St Elizabeth Seton - image Wikipedia

               First, his Thomistic analysis tells us that all tools (technology) are useful goods. There are other kinds of “good”, the honest good, the pleasurable good, and the ultimate good (Summum bonum). Father R. says when “technology stands between the knower and Reality ... the knower is distanced from reality and loses the opportunity to gain the necessary experience in order to live life according to reason”. An “honest good” becomes an end in itself because the tool then becomes an ultimate good – an idol, or false god, a graven image. Not only that, the idol status becomes addictive because the tool makes life easy, and because technology insulates us from physical toil (suffering); we do not utilise common sense that comes from learning how reality functions. We have become dependent “on technology and science always to solve the problems”. This presumption of excessive use has direct causal effect on mental health, or the virtue of right thinking and good judgment. The idolization “tends to strip one of common sense... the person loses the capacity to grasp the nature of things and how they are to be treated,” [all preceding quotes from page 36].
               Of course, mothers of the first generation of TV users saw this immediately – that is why they called the television an “idiot box”.
1.       The Upside
On the other hand, says Father R., it must not be forgotten that the television (as all tools) is a useful good, especially in terms of psychological treatment of disordered thinking and behaviours.

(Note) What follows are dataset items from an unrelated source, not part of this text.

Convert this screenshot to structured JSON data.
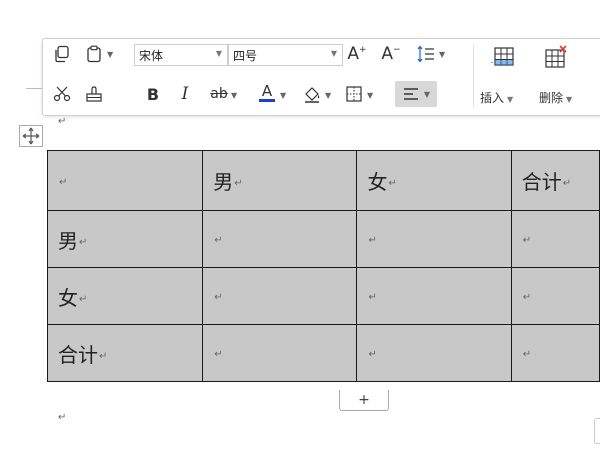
{
  "toolbar": {
    "font_name": "宋体",
    "font_size": "四号",
    "insert_label": "插入",
    "delete_label": "删除",
    "bold_glyph": "B",
    "italic_glyph": "I",
    "grow_font_glyph": "A",
    "shrink_font_glyph": "A",
    "font_color_glyph": "A",
    "font_color": "#1a3fd6",
    "strike_glyph": "ab",
    "active_bg": "#d8d8d8"
  },
  "table": {
    "rows": [
      [
        "",
        "男",
        "女",
        "合计"
      ],
      [
        "男",
        "",
        "",
        ""
      ],
      [
        "女",
        "",
        "",
        ""
      ],
      [
        "合计",
        "",
        "",
        ""
      ]
    ]
  },
  "paragraph_mark": "↵",
  "add_row_label": "+"
}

In other words, it is a powerful training tool because it utilizes powerful sight and sound images that affect the human imagination. For example, “if someone has mental illness with respect to some specific object watching television can often correct the phantasm or image in the memory...” Here is an exception to this therapeutic hypothesis that proves the point that television can “greatly affect the appetites and emotions of man.” [Quotes in this section from pg,. 259].
               My grandmother, Elvira, had her first cataract operation without any side effects. My father reports that on the second operation, she got stuck in the waiting room where the doctor had an explanatory video playing that showed the graphic gruesomeness of the eyeball getting exposed and pulling back the eyelid, etc. Grandmother’s already wild imagination went haywire and she physically tensed up from too much knowledge and she came out of the operation bruised up around the eye.
2.      Conclusion
The most sinister effect of television is the intellectual and volitional passiveness that it induces. Watching television entails the “certain surrendering of the imagination to the images provided by the programmer ... this can be extremely dangerous in that one can just allow the television to do the thinking for him.” One must rather exercise dispassionate judgement on the images to keep them in proper perspective. Father R. Justifies the social good of CUT’s pamphleteering!
By the Prayer Crusader under the patronage of St Elizabeth Seton, Carson City, USA

Today the 4th January is the feast of St Elizabeth Ann Seton. In the early 1800s she reputedly had a vision in which she saw a little black box in every American’s home from which Satan would entre people’s homes in the 20th century.